We’ve written quite a bit about online identity theft here at Freakonomics. But there’s another form of crime that’s been spreading through the Internet over the past few years: click fraud. As its name suggests, the crime involves clicking on a Web site’s ads repeatedly (or, in some cases, employing a software program to do it) in order to pad their per-click revenue

Services like Google Ads and Chitika, which serve as middleman between Web publishers and advertisers, have developed sophisticated means of detecting click fraud. But as with spammers, those determined to do it tend to find a way. And, according to MediaPost, the percentage of ad clicks that are fraudulent is rising every year:

The overall industry average click fraud rate rose to 16.6% in fourth-quarter [2007], up from the 14.2% click fraud rate for the same quarter in 2006 and 16.2% for third-quarter 2007.

The average click fraud rate of PPC advertisements appearing on search engine content networks, including Google AdSense and the Yahoo Publisher Network, was 28.3% in fourth-quarter 2007 — up from the 19.2% average click fraud rate for the same quarter in 2006 and 28.1% for third-quarter 2007.

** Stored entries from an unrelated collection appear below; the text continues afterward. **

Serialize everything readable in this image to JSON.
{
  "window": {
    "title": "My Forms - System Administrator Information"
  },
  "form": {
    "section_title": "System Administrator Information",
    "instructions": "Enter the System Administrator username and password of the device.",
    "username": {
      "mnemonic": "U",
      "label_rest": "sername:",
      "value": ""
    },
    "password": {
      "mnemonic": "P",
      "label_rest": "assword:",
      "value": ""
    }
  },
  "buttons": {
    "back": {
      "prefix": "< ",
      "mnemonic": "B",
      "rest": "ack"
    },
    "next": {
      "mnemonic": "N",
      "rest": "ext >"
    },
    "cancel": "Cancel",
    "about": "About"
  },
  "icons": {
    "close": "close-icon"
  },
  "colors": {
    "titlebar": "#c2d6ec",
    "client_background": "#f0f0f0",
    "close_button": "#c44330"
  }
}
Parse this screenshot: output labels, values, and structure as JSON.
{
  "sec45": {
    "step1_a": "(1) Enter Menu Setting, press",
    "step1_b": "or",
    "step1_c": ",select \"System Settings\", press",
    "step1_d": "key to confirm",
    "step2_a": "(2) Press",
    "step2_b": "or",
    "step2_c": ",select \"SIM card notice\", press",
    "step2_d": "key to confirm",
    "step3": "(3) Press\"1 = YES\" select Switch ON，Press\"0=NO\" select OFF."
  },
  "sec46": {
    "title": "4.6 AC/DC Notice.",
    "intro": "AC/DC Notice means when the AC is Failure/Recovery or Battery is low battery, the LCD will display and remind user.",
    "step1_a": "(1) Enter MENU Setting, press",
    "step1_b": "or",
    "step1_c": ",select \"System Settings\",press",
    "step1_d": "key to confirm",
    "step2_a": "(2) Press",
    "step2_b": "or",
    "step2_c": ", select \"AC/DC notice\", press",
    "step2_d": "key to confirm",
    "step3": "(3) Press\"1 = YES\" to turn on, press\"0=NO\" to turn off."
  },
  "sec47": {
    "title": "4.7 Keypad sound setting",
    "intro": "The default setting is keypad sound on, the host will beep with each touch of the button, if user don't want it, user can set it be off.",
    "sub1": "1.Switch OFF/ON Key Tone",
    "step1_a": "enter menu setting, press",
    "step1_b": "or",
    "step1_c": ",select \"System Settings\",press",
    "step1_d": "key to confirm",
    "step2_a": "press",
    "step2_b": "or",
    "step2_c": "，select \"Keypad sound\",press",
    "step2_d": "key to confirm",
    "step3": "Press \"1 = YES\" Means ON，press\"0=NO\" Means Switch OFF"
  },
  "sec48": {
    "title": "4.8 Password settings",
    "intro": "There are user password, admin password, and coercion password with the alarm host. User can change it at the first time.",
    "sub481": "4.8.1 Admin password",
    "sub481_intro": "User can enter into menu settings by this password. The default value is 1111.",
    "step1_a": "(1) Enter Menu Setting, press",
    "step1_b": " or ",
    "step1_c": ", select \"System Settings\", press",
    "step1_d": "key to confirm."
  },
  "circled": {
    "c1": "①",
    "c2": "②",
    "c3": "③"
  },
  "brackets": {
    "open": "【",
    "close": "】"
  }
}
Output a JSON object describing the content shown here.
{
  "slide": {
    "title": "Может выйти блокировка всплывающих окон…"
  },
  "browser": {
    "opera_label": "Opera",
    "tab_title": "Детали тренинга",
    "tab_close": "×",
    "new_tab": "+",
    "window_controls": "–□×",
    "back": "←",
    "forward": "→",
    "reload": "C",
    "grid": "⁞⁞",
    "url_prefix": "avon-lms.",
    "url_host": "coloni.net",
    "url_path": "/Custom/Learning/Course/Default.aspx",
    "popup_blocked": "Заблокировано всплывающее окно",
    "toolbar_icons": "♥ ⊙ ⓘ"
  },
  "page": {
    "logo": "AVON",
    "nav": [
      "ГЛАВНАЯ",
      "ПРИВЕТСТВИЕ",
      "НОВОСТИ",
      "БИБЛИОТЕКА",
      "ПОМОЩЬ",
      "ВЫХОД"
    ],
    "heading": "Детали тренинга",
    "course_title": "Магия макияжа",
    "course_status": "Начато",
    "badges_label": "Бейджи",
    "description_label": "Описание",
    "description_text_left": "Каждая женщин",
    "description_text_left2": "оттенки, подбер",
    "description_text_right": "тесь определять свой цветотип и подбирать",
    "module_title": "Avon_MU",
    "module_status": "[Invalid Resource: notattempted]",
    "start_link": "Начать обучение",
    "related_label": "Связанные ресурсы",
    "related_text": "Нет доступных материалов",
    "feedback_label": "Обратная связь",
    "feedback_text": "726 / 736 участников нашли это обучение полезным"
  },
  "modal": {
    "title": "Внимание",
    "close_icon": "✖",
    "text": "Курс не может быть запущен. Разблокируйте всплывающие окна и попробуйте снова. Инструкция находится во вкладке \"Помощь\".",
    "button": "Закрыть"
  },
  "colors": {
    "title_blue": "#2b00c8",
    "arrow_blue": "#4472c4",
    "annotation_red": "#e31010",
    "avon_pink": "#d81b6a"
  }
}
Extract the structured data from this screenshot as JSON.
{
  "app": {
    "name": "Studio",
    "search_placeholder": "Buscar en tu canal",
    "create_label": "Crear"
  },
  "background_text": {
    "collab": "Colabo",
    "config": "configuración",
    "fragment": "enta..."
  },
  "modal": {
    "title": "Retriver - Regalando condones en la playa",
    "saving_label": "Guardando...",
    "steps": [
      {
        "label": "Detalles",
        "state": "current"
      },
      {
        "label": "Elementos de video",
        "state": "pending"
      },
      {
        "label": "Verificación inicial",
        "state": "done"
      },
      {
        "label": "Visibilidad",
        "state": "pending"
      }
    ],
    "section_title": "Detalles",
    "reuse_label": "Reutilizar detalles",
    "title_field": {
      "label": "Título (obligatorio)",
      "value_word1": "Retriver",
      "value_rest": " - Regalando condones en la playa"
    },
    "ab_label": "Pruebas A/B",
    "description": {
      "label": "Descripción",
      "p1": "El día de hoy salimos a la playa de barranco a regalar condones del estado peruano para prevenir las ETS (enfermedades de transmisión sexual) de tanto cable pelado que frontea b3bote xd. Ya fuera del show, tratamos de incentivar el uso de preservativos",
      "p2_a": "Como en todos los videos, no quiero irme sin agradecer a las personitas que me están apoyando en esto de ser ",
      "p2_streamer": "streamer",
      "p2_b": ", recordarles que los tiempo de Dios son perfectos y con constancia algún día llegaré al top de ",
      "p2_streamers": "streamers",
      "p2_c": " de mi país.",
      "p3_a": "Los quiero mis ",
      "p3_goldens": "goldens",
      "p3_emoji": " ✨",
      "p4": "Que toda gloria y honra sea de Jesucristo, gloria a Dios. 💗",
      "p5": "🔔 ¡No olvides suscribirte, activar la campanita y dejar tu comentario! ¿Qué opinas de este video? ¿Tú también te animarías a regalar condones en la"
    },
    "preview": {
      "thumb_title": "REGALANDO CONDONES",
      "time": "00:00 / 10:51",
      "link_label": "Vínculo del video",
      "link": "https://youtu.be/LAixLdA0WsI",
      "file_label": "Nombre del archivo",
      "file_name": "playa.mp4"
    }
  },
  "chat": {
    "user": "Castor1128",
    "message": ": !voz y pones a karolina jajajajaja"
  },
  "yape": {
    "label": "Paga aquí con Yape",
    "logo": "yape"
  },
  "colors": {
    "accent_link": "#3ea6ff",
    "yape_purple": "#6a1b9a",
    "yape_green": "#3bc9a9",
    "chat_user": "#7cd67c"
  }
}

If nearly seventeen percent of the billions of total ad-clicks on the Internet are fraudulent, it’s likely that a pretty hefty number of Web publishers, or their accomplices, are committing fraud. These figures are particularly surprising given that the total number of spammers worldwide is estimated to be in the hundreds. Granted, the barriers to committing click fraud are extremely low — all it takes is a few (or a few hundred) clicks of the mouse every day — and the monetary incentives, while small (profits-per-click usually only amount to a few cents) are always present. Add that to the very small likelihood of getting prosecuted, and you’ve got millions of Internet users committing the crime. If anything, more detailed stats on click fraud could provide an interesting data set for behavioral economists: if a criminal act is profitable, widely-practiced, seldom prosecuted and unusually easy to carry out, how many people will commit it?